My Dad stayed at mine and my wife’s apartment for the first time last night. It was something of a milestone for us. We spent more than a year living in her mother’s basement while I struggled to find work, so finally having our own place where we can really feel like an adult, married couple has been big for us. We’ve seized most every opportunity we can to show off our place, to friends, to family. Actually having someone stay the night felt like just another legitimizing stepping stone.
My father is a cyclist so much of the conversation leading up to his visit was about the prospective roads he could ride on. We live in a hilly, rural area so there were going to be a lot of options for him to choose from. As his visit approached he called again,
“You still have Mario Kart?” My Dad asked.
“Yeah, Mandi and I were playing it so it’s actually hooked up the big screen.” I replied.
“Cool, when I come up I’ll have to kick your butt again on the old Rainbow Road, son.” We bantered on for a bit before wrapping up the conversation.
When he arrived we sat and chatted for a bit. The conversation was the usual stuff we talk about. I asked him what he’s been up, he asked me about my writing and my wife how work had been. Then he asked about Mario Kart again. I led him into the living room where my dusty N64 was set up, a small row of games lined up next to it. I turned on the televison and switched on the game. It took a moment but soon the game sprang to life.
“Welcome to Mario Kart!” The game intoned in the faux Italian accent of its namesake.
“All right, man!” My Dad said excitedly. I handed him a controller and took one in hand myself. My wife sat, watching us as she finished a bit of work, a small smile on her face.
We took off into our first race. Eschewing our old tradition, he picked Luigi instead of Yoshi and I chose to play as Toad. Age it seemed had not improved my father’s virtual driving skills. Back in 1998 when the he used to play it with my sister and myself, he had never been very good. I think he won one race in all the times we played. That said, coming back to the game he was all over the place. It took a good three races before he could stop planting himself in the wall every few seconds.
But man was he having fun. I have never seen someone become so animated or grin so wide while playing a game. Everytime someone passed him, or hit him with a shell was accompanied with genuine indignance.

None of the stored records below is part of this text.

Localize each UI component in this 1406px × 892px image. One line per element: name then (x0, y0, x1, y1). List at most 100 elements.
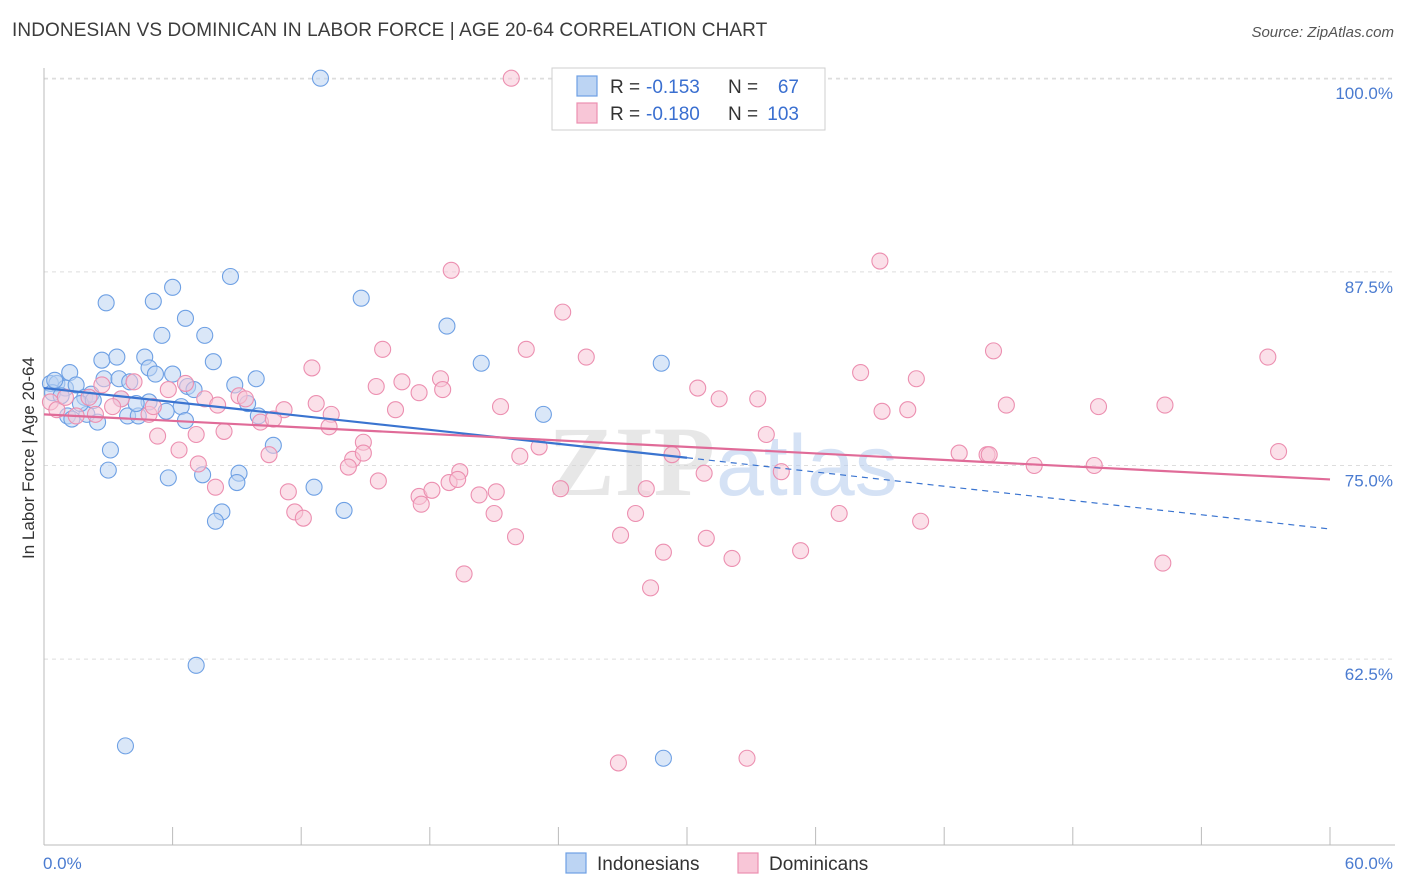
data-point (144, 292, 162, 310)
legend-swatch-indonesians-bottom (565, 852, 587, 874)
data-point (116, 737, 134, 755)
data-point (980, 446, 998, 464)
data-point (221, 267, 240, 286)
data-point (144, 398, 162, 416)
data-point (749, 390, 767, 408)
data-point (352, 289, 370, 307)
data-point (637, 480, 655, 498)
data-point (772, 463, 790, 481)
data-point (710, 390, 728, 408)
data-point (236, 390, 255, 408)
data-point (695, 464, 713, 482)
data-point (196, 326, 214, 344)
data-point (67, 376, 85, 394)
data-point (307, 394, 325, 413)
legend-n-value-dominicans: 103 (767, 104, 799, 125)
trend-line-indonesians (43, 386, 688, 459)
y-tick-label: 75.0% (1345, 471, 1393, 490)
data-point (294, 509, 312, 527)
data-point (311, 69, 330, 87)
series-legend: Indonesians Dominicans (565, 852, 868, 875)
legend-label-indonesians: Indonesians (597, 854, 699, 875)
data-point (1154, 554, 1172, 572)
data-point (206, 512, 225, 530)
x-tick-label-min: 0.0% (43, 854, 82, 873)
data-point (449, 470, 467, 488)
chart-title: INDONESIAN VS DOMINICAN IN LABOR FORCE |… (12, 20, 768, 41)
y-tick-label: 87.5% (1345, 278, 1393, 297)
legend-n-label-dominicans: N = (728, 104, 758, 125)
x-tick-label-max: 60.0% (1345, 854, 1393, 873)
data-point (354, 444, 372, 462)
data-point (164, 278, 182, 296)
source-credit: Source: ZipAtlas.com (1251, 24, 1394, 41)
data-point (215, 422, 233, 440)
data-point (950, 444, 968, 462)
data-point (873, 402, 891, 420)
x-tick-labels: 0.0% 60.0% (43, 854, 1393, 873)
data-point (386, 401, 405, 419)
data-point (176, 309, 195, 327)
data-point (146, 365, 165, 383)
data-point (170, 441, 188, 459)
data-point (305, 478, 323, 496)
data-point (209, 396, 227, 414)
data-points (41, 69, 1288, 772)
legend-r-label-indonesians: R = (610, 77, 640, 98)
legend-swatch-indonesians (576, 75, 598, 97)
watermark-zip: ZIP (548, 406, 715, 517)
data-point (984, 342, 1003, 360)
data-point (517, 340, 535, 358)
watermark: ZIP atlas (548, 406, 898, 517)
data-point (279, 483, 297, 501)
stats-legend: R = -0.153 N = 67 R = -0.180 N = 103 (551, 67, 826, 131)
legend-swatch-dominicans-bottom (737, 852, 759, 874)
data-point (511, 447, 529, 465)
grid-lines (44, 77, 1395, 660)
data-point (491, 398, 510, 416)
data-point (907, 370, 925, 388)
data-point (689, 379, 707, 397)
data-point (609, 754, 627, 772)
data-point (654, 749, 672, 767)
data-point (104, 398, 122, 416)
legend-r-label-dominicans: R = (610, 104, 640, 125)
data-point (108, 348, 126, 366)
data-point (470, 486, 488, 504)
data-point (434, 381, 452, 399)
data-point (912, 512, 930, 530)
legend-label-dominicans: Dominicans (769, 854, 868, 875)
data-point (757, 425, 775, 444)
y-axis-label: In Labor Force | Age 20-64 (19, 357, 38, 559)
series-dominicans (41, 69, 1288, 772)
y-tick-label: 62.5% (1345, 665, 1393, 684)
watermark-atlas: atlas (716, 418, 898, 514)
data-point (149, 427, 167, 445)
legend-n-label-indonesians: N = (728, 77, 758, 98)
data-point (577, 348, 595, 366)
data-point (393, 373, 411, 391)
data-point (654, 543, 672, 561)
data-point (472, 354, 490, 372)
y-tick-label: 100.0% (1335, 84, 1393, 103)
data-point (1259, 348, 1277, 366)
data-point (367, 377, 385, 396)
data-point (485, 504, 503, 523)
data-point (627, 504, 645, 523)
data-point (176, 374, 195, 392)
data-point (204, 353, 222, 371)
data-point (455, 565, 473, 583)
data-point (554, 303, 572, 321)
data-point (423, 481, 441, 499)
data-point (247, 370, 265, 388)
data-point (412, 495, 430, 513)
data-point (997, 396, 1015, 414)
data-point (852, 363, 870, 382)
data-point (792, 542, 810, 560)
data-point (189, 455, 207, 473)
data-point (1085, 456, 1103, 475)
data-point (442, 261, 460, 279)
data-point (260, 446, 278, 464)
data-point (410, 384, 428, 402)
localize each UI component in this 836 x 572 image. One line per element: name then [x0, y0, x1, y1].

“That scumbag!” He’d yell. “Just you wait Kong!”
Accordingly, each victory on his part was accompanied by pure excitement. Coming to the end of a race he was dueling with Wario over the seventh place position. Rather than giving in and just accepting it as a loss, he was fighting for it as if it were first place. He was swerving about, ramming into Wario, shooting off shells with reckless abandon. When the end came and he finally passed Wario for the “win” he showed me his thumb. He had been holding the acceletor down so hard he had the honest-to-goodness beginnings of a blister going on.
In short, we had a lot of fun together. My Dad and I are by many accounts similar people. The first time my wife met him, she was amazed by how similar our mannerisms were. We’re both laid back yet temperamental. We both talk as if our tongues are in a race and if you were to describe either one of us in a single word, “goof” is what likely come to mind.

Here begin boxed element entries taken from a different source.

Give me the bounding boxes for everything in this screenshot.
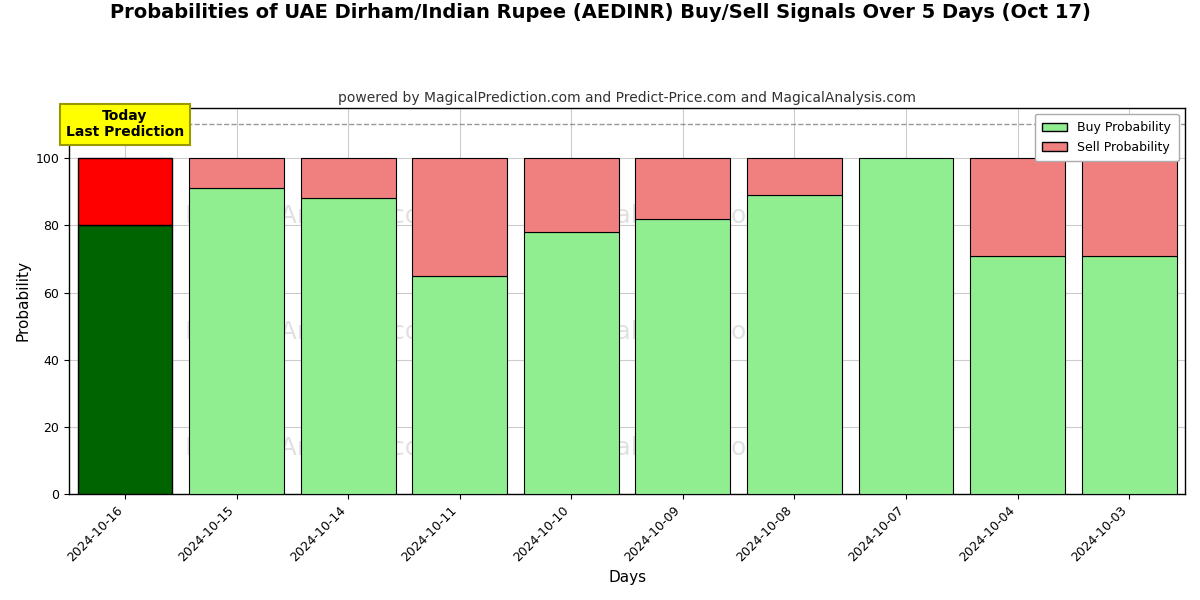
Bar [859,158,954,494]
Text: Today
Last Prediction: Today Last Prediction [66,109,184,139]
Bar [190,158,284,188]
Bar [413,275,508,494]
Bar [78,225,173,494]
Text: MagicalPrediction.com: MagicalPrediction.com [542,204,823,228]
X-axis label: Days: Days [608,570,646,585]
Bar [970,256,1066,494]
Bar [524,158,619,232]
Bar [748,195,842,494]
Bar [301,199,396,494]
Text: Probabilities of UAE Dirham/Indian Rupee (AEDINR) Buy/Sell Signals Over 5 Days (: Probabilities of UAE Dirham/Indian Rupee… [109,3,1091,22]
Bar [636,158,731,218]
Text: MagicalAnalysis.com: MagicalAnalysis.com [185,436,445,460]
Legend: Buy Probability, Sell Probability: Buy Probability, Sell Probability [1034,114,1178,161]
Bar [78,158,173,225]
Text: MagicalPrediction.com: MagicalPrediction.com [542,320,823,344]
Bar [1081,256,1177,494]
Bar [970,158,1066,256]
Bar [190,188,284,494]
Bar [413,158,508,275]
Text: MagicalAnalysis.com: MagicalAnalysis.com [185,204,445,228]
Text: MagicalAnalysis.com: MagicalAnalysis.com [185,320,445,344]
Title: powered by MagicalPrediction.com and Predict-Price.com and MagicalAnalysis.com: powered by MagicalPrediction.com and Pre… [338,91,916,105]
Text: MagicalPrediction.com: MagicalPrediction.com [542,436,823,460]
Bar [301,158,396,199]
Y-axis label: Probability: Probability [16,260,30,341]
Bar [524,232,619,494]
Bar [636,218,731,494]
Bar [1081,158,1177,256]
Bar [748,158,842,195]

And yet, when it comes to video games things have not always gone so smoothly. I wouldn’t go so far as to say he hated video games, but I would wager that for a time he didn’t quite understand my fascination with them. My Dad is the outdoorsy type. He’s the kind of guy who spots a sunny day and uses it as an opportunity to ride his bike for fifty miles. I am not so much. I like to be at home. A sunny day is nice but then again, cloudy ones don’t leave such a glare on my screen.
For that reason, when I was growing up we didn’t often have much in common and to an extent I was convinced he didn’t really like the son he’d wound up with. So when I look back on those times when he did play games with me -often I’m sure just to spend time with his nerdy child- they are good memories. Whether it was him complaining as I threw him to his doom in Chip n Dale: Rescue Rangers or him jumping off the side of the track over and over again on Rainbow Road it makes me smile.
Every child should grow up with good memories of their parents, and I am grateful that I am blessed to have that.